David Matos , November 28, 2009
@Nick - That's the funny part of it all. We can gripe about irrelevant facebook statuses and turn around and be proud displaying what's to many other people an irrelevant Gamerscore or Trophy count.

It's nothing new. This was going on well before games took it there or the social networking. The old out-of-shape dude that used to be a star athlete back in high school that loves to show you his old high school trophies from 20 years back. The slideshow from the family members of the trip to some out of the way villa in a trip you really don't care about.

Hell, if I'm not going to kill the facebookers, twitters or anyone else that much. Think many people away from here care about anything I write on Bitmob? Hell, you think anyone that visits the site care?

It's all point of view. When it's the crap you care about, suddenly it has value and isn't so much annoying crap anymore.
Gerren Fisher , November 29, 2009
Just out of curiosity, have guys ever found yourself playing a game strictly for the accomplishments.?
As in, the gameplay isn't fun any more, but you just neeeed them trophies?
Nick Giunta , November 29, 2009
@Nick G. Almost never. Latest time I was tempted, it was because I never really sought out the glyphs in Assassin's Creed 2 while I played and I almost went back to find them. Then I just watched "The Truth" on YouTube and moved on.
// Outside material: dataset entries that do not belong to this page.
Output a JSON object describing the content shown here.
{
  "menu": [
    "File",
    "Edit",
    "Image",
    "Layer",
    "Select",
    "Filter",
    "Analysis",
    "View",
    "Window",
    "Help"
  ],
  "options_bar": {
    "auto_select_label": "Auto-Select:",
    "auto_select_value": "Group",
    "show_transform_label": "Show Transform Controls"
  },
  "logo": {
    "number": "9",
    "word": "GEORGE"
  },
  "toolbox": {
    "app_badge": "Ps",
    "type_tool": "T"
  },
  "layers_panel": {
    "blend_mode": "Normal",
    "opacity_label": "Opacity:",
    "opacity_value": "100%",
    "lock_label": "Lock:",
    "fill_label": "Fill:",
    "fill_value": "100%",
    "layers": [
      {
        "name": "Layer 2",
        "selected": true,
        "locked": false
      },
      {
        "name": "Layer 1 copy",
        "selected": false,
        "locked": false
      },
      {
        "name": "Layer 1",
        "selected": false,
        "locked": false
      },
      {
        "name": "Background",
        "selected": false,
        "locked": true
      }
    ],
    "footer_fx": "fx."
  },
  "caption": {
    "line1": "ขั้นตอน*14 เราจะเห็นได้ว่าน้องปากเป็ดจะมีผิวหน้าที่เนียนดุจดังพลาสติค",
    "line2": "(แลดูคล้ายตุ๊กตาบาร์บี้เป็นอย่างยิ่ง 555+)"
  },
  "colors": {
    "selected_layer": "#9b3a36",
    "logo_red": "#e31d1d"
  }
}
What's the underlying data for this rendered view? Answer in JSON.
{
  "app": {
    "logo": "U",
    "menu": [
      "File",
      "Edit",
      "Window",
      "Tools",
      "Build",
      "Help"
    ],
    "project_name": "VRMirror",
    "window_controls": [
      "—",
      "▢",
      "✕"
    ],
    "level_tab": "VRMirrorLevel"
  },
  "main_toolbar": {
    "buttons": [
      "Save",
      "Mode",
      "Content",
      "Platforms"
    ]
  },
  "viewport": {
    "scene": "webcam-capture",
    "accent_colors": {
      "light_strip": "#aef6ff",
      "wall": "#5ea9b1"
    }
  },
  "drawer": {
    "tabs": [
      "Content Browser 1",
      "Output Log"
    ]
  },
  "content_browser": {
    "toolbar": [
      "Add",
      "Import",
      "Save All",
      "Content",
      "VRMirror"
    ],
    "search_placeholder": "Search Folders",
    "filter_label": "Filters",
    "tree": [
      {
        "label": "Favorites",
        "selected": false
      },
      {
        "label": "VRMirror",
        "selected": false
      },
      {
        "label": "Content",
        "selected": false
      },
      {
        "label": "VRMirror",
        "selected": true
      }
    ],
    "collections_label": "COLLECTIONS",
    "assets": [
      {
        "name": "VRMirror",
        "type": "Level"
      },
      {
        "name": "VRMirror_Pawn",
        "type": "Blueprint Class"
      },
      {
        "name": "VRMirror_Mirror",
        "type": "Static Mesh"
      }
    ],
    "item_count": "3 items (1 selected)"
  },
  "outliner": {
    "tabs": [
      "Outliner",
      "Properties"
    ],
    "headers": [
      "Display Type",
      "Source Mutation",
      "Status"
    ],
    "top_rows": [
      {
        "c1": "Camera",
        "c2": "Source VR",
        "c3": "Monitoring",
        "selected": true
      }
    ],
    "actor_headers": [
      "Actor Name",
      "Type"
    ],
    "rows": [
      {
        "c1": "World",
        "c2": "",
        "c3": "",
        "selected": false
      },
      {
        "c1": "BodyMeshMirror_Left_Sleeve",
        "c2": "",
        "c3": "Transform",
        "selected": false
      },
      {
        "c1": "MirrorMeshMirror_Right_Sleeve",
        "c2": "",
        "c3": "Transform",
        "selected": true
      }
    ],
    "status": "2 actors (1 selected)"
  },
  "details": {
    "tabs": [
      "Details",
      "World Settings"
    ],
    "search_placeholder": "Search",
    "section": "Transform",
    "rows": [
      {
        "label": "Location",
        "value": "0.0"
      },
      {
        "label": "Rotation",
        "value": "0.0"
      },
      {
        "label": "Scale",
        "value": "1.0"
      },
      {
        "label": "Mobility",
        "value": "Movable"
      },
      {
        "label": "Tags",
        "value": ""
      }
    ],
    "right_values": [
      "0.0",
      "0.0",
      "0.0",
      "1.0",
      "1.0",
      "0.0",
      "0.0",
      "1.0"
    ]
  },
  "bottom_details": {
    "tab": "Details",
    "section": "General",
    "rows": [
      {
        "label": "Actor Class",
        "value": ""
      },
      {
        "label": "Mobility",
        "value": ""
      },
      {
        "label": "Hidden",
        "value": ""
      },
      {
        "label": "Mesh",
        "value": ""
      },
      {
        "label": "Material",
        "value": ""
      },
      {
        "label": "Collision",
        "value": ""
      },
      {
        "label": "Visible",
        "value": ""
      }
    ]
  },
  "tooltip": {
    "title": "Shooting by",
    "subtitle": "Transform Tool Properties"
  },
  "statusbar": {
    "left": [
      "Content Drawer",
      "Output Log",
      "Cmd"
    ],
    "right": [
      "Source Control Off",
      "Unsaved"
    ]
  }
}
I think that's another interesting aspect of social networking and all. Before all this blew up, I probably might have done something like that only to see story elements or hidden endings I missed but never achievements or stuff like that. Actually I did it with Final Fantasy games a lot. Granted I was in school then. Now that stuff is up and linked before I even finish. So I essentially play through the game the way I'd naturally do it knowing I have that stuff to fall back on if I missed something.